Super-sized safari with Alastair Fothergill

Big cats. Bigger scenery. The biggest screens. Wanderlust trails African Cats with Alastair Fothergill

3 mins

Alastair Fothergill is a busy man. He’s taking time out from co-directing a gorilla documentary in Uganda and Sierra Leone to talk Wanderlust through this month’s three-years-in-the-making cinema documentary African Cats.

This means he hasn’t had a moment to revel in the plaudits for last year’s Frozen Planet – we reckon you may have heard of it – his follow up to his other modest successes The Blue Planet and Planet Earth.

Released by Disney, African Cats follows two families – one lion pride, one cheetah clan – as they navigate the brutal circle of life on the Masai Mara. It’s perfect for the cinema, featuring some extraordinary hi-def wildlife cinematography and sounds from the Great Migration: when a lion roars, you will tremble.

It’s also very much a Disney film – a tale of mothers and their young – with Fothergill having to strike a careful balance between drama and audience manipulation like never before.

“You can’t stop anthropomorphism – that’s a natural human tendency – but we ran a fine line,” he tells us. “We were very aware we needed a universal rating, we wanted it to be accessible to all ages. But it’s a brutal world out there – it would be dishonest not to show the harder side of being a cat in the savannah.”
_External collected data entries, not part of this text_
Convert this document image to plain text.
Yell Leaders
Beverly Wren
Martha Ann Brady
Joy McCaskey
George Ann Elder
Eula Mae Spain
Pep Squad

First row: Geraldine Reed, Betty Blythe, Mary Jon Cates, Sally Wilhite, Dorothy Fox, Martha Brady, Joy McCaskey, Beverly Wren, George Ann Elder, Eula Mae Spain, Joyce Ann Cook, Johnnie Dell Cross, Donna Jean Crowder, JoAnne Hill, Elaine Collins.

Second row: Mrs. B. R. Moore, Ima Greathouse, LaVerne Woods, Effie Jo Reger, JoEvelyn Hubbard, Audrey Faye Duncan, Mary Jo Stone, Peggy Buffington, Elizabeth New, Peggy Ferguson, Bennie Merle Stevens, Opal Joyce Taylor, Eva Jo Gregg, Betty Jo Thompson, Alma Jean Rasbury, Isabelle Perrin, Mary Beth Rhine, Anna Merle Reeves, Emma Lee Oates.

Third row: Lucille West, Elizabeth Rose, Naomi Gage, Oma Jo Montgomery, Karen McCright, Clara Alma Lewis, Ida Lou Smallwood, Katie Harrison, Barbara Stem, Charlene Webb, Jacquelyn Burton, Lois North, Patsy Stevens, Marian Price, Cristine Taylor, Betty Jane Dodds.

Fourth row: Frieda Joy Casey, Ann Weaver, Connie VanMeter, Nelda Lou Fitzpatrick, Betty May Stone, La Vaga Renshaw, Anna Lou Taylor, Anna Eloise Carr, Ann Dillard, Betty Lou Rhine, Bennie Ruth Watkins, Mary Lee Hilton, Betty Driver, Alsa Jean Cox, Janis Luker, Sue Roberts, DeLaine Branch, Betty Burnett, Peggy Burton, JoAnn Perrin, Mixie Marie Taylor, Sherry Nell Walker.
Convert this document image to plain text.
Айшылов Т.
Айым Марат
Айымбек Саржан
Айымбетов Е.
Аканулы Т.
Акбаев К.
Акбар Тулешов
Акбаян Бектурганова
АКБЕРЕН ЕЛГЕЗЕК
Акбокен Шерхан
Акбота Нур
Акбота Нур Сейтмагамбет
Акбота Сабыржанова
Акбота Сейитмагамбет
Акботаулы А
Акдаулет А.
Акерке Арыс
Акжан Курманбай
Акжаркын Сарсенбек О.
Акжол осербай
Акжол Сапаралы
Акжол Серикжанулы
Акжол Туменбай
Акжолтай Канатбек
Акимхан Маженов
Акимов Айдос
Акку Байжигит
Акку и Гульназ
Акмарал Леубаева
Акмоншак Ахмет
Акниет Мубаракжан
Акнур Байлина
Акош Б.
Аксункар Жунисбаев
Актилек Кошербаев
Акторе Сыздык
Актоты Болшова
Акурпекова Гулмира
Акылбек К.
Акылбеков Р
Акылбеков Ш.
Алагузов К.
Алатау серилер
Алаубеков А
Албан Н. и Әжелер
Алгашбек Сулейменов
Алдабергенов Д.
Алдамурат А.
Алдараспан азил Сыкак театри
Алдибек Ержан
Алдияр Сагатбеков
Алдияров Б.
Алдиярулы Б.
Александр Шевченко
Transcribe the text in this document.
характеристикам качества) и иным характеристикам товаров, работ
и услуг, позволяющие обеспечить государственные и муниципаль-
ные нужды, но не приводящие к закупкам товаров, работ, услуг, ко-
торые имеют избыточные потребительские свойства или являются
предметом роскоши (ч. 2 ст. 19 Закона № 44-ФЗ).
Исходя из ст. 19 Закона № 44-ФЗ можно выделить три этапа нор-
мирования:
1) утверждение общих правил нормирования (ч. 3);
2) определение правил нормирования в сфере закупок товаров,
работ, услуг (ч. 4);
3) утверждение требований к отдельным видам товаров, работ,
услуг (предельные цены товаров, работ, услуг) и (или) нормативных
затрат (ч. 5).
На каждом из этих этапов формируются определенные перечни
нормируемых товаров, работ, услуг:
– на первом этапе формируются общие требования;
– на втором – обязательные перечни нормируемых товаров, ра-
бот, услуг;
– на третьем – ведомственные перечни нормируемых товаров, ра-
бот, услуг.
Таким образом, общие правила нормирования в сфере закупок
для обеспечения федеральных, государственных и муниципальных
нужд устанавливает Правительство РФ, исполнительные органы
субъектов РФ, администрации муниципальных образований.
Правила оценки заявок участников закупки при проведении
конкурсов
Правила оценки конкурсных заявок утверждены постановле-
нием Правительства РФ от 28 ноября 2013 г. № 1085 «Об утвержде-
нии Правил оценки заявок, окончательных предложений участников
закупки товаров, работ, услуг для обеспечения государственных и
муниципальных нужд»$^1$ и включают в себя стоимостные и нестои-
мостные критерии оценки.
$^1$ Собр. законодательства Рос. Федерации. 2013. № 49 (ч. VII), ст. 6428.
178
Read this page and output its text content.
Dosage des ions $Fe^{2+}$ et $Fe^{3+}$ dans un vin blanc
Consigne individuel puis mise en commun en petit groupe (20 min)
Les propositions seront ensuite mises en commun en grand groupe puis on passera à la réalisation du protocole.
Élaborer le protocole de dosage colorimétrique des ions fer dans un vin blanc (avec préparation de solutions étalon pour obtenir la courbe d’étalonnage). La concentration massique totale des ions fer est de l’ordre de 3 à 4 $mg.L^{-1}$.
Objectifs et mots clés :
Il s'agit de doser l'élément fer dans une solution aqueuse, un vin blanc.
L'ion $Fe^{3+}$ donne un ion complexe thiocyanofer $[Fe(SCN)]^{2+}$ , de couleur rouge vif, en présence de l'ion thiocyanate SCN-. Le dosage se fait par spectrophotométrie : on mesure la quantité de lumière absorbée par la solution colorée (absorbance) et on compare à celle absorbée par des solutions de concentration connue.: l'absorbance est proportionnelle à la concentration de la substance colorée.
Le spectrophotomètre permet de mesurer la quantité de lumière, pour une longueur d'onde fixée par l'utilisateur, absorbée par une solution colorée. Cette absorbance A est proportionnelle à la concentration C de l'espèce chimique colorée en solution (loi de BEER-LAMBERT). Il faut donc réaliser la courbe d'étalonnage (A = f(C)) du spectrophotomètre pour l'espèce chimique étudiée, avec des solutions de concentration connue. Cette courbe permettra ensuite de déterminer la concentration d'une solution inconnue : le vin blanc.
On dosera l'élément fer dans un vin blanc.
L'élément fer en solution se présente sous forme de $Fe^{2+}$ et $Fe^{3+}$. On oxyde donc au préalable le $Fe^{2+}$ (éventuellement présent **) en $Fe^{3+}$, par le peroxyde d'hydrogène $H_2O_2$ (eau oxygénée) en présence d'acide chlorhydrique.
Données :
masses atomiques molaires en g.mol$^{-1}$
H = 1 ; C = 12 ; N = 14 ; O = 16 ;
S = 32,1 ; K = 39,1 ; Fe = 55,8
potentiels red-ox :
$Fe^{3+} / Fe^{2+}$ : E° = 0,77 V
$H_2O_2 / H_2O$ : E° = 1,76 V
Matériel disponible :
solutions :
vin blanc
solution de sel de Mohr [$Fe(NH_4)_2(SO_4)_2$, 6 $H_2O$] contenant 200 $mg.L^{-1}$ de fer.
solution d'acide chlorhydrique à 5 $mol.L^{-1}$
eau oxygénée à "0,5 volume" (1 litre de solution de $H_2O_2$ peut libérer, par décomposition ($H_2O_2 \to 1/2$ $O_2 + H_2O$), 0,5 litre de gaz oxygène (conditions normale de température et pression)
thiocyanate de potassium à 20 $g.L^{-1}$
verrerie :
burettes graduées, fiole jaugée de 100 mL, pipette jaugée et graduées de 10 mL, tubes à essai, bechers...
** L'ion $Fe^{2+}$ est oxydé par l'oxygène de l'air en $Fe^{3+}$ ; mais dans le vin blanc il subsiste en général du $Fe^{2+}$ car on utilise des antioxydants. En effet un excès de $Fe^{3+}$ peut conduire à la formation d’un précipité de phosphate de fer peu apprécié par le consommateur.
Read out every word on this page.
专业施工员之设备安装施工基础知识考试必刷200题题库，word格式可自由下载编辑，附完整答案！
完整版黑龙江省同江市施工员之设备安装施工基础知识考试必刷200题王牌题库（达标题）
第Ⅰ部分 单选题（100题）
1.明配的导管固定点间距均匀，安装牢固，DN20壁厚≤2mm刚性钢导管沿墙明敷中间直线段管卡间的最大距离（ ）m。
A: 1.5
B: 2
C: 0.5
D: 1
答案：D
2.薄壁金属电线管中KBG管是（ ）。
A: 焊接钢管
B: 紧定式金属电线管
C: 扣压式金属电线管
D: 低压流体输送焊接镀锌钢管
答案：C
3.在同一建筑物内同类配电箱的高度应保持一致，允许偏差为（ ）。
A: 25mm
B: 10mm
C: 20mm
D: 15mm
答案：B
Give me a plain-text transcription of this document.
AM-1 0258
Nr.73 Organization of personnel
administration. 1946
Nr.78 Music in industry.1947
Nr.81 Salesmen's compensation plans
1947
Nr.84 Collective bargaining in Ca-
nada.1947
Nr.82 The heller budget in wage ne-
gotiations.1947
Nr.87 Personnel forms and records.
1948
Fothergill is quick to dismiss the adventure aspect of filming among some of the world’s most lethal predators. “It’s not dangerous. The cats don’t see someone in a vehicle as a source of food. If you walk across the savannah, you could be in trouble but the Maasai do it every day. I genuinely think the most dangerous part of the job is driving to the airport!”

But having spent three years filming out on the Masai Mara – capturing some animal encounters and scenery that will have you instantly raiding your piggy bank for tickets to Kenya – does Fothergill have any tips for Great Migration watchers?

“The most important thing is patience. When you’re on these safaris the tendency is to rush around. It’s understandable – you’re only on safari once in your lifetime so you’ve got to see a lion, a cheetah, a leopard... But maybe the best idea would be to spend a lot of time with the cheetah – you might have a richer experience.”